Anlässlich ihres 40-jährigen Jubiläums widmet sich die Kunsthalle München mit der Ausstellung Civilization, die bis zum 24. August 2024 läuft, der Frage, wie wir heute leben und veranschaulicht die Vielfalt und die Widersprüche unserer Zivilisation. Nie lebten mehr Menschen auf der Erde, nie war unser Einfluss auf den Planeten größer, nie waren wir enger vernetzt – unsere Gesellschaft wandelt sich immer rasanter.
Die Ausstellung Civilization folgt den sichtbaren Spuren der Menschheit rund um den Globus aus dem Blickwinkel von über 100 international renommierten Fotograf:innen. Dabei beleuchtet sie eine Vielzahl von Aspekten unseres ausgesprochen komplexen Zusammenlebens – von den großen Errungenschaften der Menschheit bis hin zu unseren kollektiven Fehlschlägen.

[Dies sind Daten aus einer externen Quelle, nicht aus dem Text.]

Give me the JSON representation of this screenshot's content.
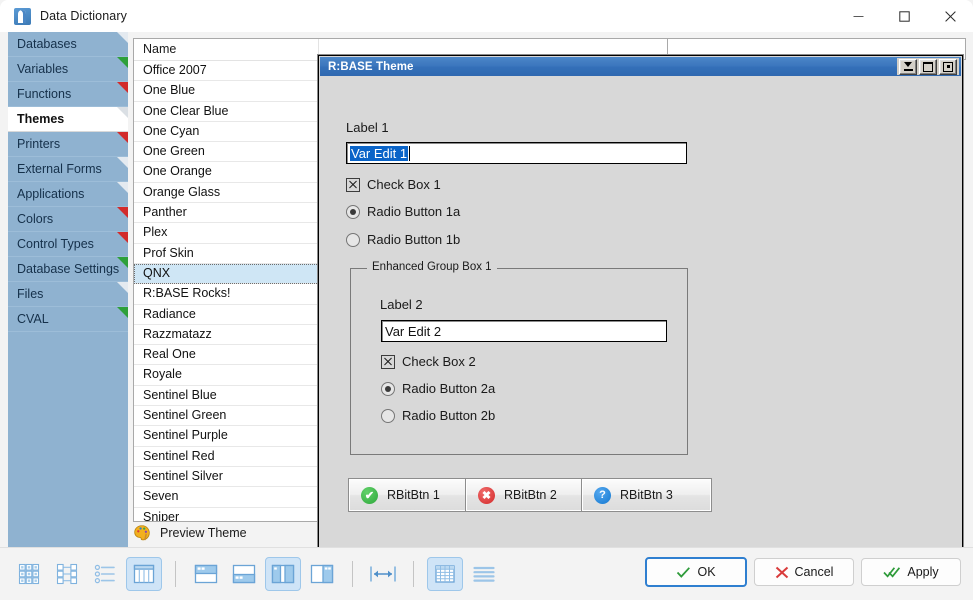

Die Ausstellung nimmt Kulturen aller Kontinente in den Blick: von der Art und Weise, wie wir produzieren und konsumieren, wie wir arbeiten und spielen, reisen und wohnen, denken und gestalten, miteinander kooperieren und in Konflikt geraten. In Zeiten, die davon geprägt sind, dass sich Menschen und Meinungen immer weiter voneinander entfernen und dringend notwendiger Konsens immer unmöglicher erscheint, legt diese Ausstellung das Augenmerk auf die Gemeinsamkeiten. Seit Edward Steichens bahnbrechender Fotoausstellung The Family of Man (1955) ist dies die erste Schau, die einen solch umfangreichen Blick auf uns und unsere Welt wirft und auf das, was uns beschäftigt: Wohnen, Arbeit, Freizeit, Verkehr, Kommunikation, Bildung, Wissenschaft und Technologie.

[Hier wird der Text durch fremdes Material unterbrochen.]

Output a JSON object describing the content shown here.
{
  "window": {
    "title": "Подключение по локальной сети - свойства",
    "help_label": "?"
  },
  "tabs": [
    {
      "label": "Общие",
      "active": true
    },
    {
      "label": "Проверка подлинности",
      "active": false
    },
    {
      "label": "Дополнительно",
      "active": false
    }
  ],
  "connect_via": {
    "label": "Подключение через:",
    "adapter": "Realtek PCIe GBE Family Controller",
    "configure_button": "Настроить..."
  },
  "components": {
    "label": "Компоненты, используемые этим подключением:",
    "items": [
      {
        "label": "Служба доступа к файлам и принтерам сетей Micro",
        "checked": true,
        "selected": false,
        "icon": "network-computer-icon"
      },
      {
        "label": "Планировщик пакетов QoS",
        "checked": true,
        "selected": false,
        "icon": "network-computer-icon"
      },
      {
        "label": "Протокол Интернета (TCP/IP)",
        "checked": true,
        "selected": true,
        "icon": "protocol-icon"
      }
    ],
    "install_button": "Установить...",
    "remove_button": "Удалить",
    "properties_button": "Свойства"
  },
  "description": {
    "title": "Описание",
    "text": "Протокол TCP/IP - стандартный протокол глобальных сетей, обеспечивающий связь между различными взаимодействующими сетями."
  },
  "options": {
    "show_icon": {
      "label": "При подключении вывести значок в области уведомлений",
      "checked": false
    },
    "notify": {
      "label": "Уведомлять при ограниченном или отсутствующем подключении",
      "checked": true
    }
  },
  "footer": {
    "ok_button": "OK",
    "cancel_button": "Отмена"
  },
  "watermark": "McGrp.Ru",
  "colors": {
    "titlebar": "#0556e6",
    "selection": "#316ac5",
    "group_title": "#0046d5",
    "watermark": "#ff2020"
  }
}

Candida Höfer, Augustiner Chorherrenstift Sankt Florian III 2014 © Candida Höfer, Köln, VG Bild-Kunst, Bonn 2025
Nie zuvor in der Geschichte der Menschheit waren so viele Menschen derart vielfältig miteinander vernetzt und gleichzeitig abhängig voneinander. Die Olympischen Spiele der Neuzeit, der Riesen-Jumbojet, das Smartphone und Social Media, künstliche Intelligenz … So kontrovers, wie sie auch diskutiert werden, keines dieser Phänomene wäre ohne das bewahrte Wissen früherer Zeiten und die gemeinsamen Anstrengungen hochqualifizierter, hochausgebildeter und hochmotivierter Menschen möglich gewesen.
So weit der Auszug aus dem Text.